A sovereignty fight over who controls how Tehran's frozen funds are spent is emerging as the first serious fault line in the June 17 U.S.-Iran memorandum of understanding, with U.S. and Iranian negotiators meeting Sunday at Bürgenstock, near Lucerne, Switzerland, to begin implementation talks. Alex Vatanka, senior fellow at the Middle East Institute, warned that the disagreement will likely become one of the first major implementation disputes in the weeks ahead.

Two Narratives, One MOU Clause

Paragraph 11 of the MOU framework states that the United States "undertakes to make fully available" restricted and frozen Iranian funds, but ties any release to a step-by-step compliance process rather than immediate, unrestricted access. That gap between the letter and the mechanism is where the competing interpretations diverge.

Iranian President Masoud Pezeshkian opened Sunday by stating publicly that $6 billion of Iranian funds held in Qatar would be returned. President Donald Trump, speaking at the G7 summit in Évian-les-Bains, France, acknowledged the funds belong to Iran — "we froze it," he said — while writing on Truth Social that Iran would receive "not ten cents" during the 60-day negotiation period if it fails to uphold its commitments.

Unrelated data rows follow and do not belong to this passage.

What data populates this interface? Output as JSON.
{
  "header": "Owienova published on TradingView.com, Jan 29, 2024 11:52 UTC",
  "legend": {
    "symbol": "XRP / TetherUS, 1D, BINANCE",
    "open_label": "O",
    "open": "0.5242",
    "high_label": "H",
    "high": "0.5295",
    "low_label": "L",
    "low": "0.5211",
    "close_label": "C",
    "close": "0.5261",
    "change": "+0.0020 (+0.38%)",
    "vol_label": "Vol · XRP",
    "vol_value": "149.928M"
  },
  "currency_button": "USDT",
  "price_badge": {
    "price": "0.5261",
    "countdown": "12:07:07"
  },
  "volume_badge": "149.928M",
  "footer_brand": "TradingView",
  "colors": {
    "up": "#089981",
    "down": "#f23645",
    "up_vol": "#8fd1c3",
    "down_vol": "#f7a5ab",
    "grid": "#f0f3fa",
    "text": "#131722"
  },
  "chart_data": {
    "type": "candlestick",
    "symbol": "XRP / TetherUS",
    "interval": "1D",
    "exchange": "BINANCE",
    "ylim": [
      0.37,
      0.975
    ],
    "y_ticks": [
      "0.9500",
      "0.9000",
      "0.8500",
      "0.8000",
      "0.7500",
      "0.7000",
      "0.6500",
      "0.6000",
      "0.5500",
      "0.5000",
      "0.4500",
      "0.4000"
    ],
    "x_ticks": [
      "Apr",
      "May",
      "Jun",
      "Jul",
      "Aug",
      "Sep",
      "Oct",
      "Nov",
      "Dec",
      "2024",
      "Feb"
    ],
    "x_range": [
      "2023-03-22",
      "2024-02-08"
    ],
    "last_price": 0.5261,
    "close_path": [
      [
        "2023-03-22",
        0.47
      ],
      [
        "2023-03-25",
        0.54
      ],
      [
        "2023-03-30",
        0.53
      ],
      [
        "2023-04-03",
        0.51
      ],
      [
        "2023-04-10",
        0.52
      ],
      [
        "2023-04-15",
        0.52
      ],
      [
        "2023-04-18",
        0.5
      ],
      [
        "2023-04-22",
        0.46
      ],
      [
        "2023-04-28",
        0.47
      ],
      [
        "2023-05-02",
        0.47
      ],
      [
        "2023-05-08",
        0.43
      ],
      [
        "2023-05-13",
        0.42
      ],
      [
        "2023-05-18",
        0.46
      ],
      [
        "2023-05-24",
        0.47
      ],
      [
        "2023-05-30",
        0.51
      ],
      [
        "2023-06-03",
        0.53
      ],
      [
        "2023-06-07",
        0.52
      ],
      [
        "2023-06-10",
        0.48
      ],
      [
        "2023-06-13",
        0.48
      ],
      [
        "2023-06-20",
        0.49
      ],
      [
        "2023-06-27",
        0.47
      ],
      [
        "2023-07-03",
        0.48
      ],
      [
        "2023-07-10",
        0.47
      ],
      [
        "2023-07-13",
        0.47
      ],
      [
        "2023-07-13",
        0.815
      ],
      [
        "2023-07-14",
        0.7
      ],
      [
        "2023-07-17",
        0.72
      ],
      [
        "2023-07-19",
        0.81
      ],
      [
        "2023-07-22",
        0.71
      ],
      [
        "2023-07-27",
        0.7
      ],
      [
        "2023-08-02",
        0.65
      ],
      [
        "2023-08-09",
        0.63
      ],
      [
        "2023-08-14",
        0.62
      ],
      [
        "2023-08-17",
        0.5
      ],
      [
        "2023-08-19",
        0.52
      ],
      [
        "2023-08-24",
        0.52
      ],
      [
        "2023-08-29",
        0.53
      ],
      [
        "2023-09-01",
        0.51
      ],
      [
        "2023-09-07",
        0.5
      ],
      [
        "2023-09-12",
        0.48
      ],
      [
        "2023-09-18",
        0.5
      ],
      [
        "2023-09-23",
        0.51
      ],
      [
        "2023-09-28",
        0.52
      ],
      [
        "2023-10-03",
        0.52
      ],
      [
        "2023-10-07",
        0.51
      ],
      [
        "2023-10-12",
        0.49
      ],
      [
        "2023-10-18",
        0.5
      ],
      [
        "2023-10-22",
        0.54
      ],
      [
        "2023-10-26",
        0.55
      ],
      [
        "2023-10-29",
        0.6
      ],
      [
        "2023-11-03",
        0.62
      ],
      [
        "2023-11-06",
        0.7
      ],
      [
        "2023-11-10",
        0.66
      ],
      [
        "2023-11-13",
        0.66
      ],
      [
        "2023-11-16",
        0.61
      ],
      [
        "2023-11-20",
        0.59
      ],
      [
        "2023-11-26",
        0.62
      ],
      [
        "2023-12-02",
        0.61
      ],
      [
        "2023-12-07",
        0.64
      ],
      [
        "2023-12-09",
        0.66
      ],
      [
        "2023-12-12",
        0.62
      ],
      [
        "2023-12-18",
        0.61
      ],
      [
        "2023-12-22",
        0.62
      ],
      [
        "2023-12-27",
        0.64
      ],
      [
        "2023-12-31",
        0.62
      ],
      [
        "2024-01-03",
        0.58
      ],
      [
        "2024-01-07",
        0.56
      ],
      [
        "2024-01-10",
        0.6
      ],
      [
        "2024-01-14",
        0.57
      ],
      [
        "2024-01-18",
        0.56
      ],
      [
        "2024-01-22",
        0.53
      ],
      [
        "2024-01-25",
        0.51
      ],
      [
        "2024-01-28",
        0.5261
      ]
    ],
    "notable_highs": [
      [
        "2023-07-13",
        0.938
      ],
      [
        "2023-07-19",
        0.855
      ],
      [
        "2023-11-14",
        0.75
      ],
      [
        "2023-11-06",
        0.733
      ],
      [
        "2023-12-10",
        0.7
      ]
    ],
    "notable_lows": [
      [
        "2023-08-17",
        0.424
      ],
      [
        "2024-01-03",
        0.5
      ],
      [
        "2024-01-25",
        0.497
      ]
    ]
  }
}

Scale and Control: The Dual Dispute

The first uncertainty is the total pool of frozen assets. Iranian officials cite figures above $100 billion; Wall Street Journal reporting places the total at between $100 billion and $120 billion, held across China, India, Iraq, and South Korea. The immediate Bürgenstock negotiations, Vatanka told Fox News Digital, appear focused on securing access to roughly $24 billion to $25 billion as an initial tranche.

The second dispute is structural. Tehran is framing the roughly $25 billion as sovereign capital to be invested in domestic infrastructure — roads, airports, and transport corridors. Washington is describing something narrower: controlled disbursement through approved mechanisms, with the U.S. and Qatar exploring a channel for an initial $6 billion limited to humanitarian purchases including food and medicine.

Proxy-Financing Risk Complicates Oversight

Western intelligence officials are pressing a third concern: diversion. Reuters reported that Iran has already signaled to Hezbollah that increased financial support could resume if Tehran's cash flow improves. Vatanka noted that Iran has pledged to direct a portion of reconstruction funds toward supporting its proxy network in Lebanon. The United States has made clear that asset access would be revoked if Tehran uses any unfrozen funds to finance terrorist organizations.

Qatar's Foreign Ministry confirmed Sunday that technical teams are negotiating the final deal while oversight groups monitor implementation and track compliance milestones — a structure designed to give Washington conditional control over the release cadence.

What the Talks Leave Unresolved

Vatanka framed the frozen-asset question as a political test of trust as much as an economic one. "Releasing frozen assets is not simply an economic question," he said, adding that it will likely surface as a central dispute in the weeks ahead. With the 60-day negotiation clock running and the disbursement mechanism still contested, the Bürgenstock round leaves the most consequential implementation detail unresolved.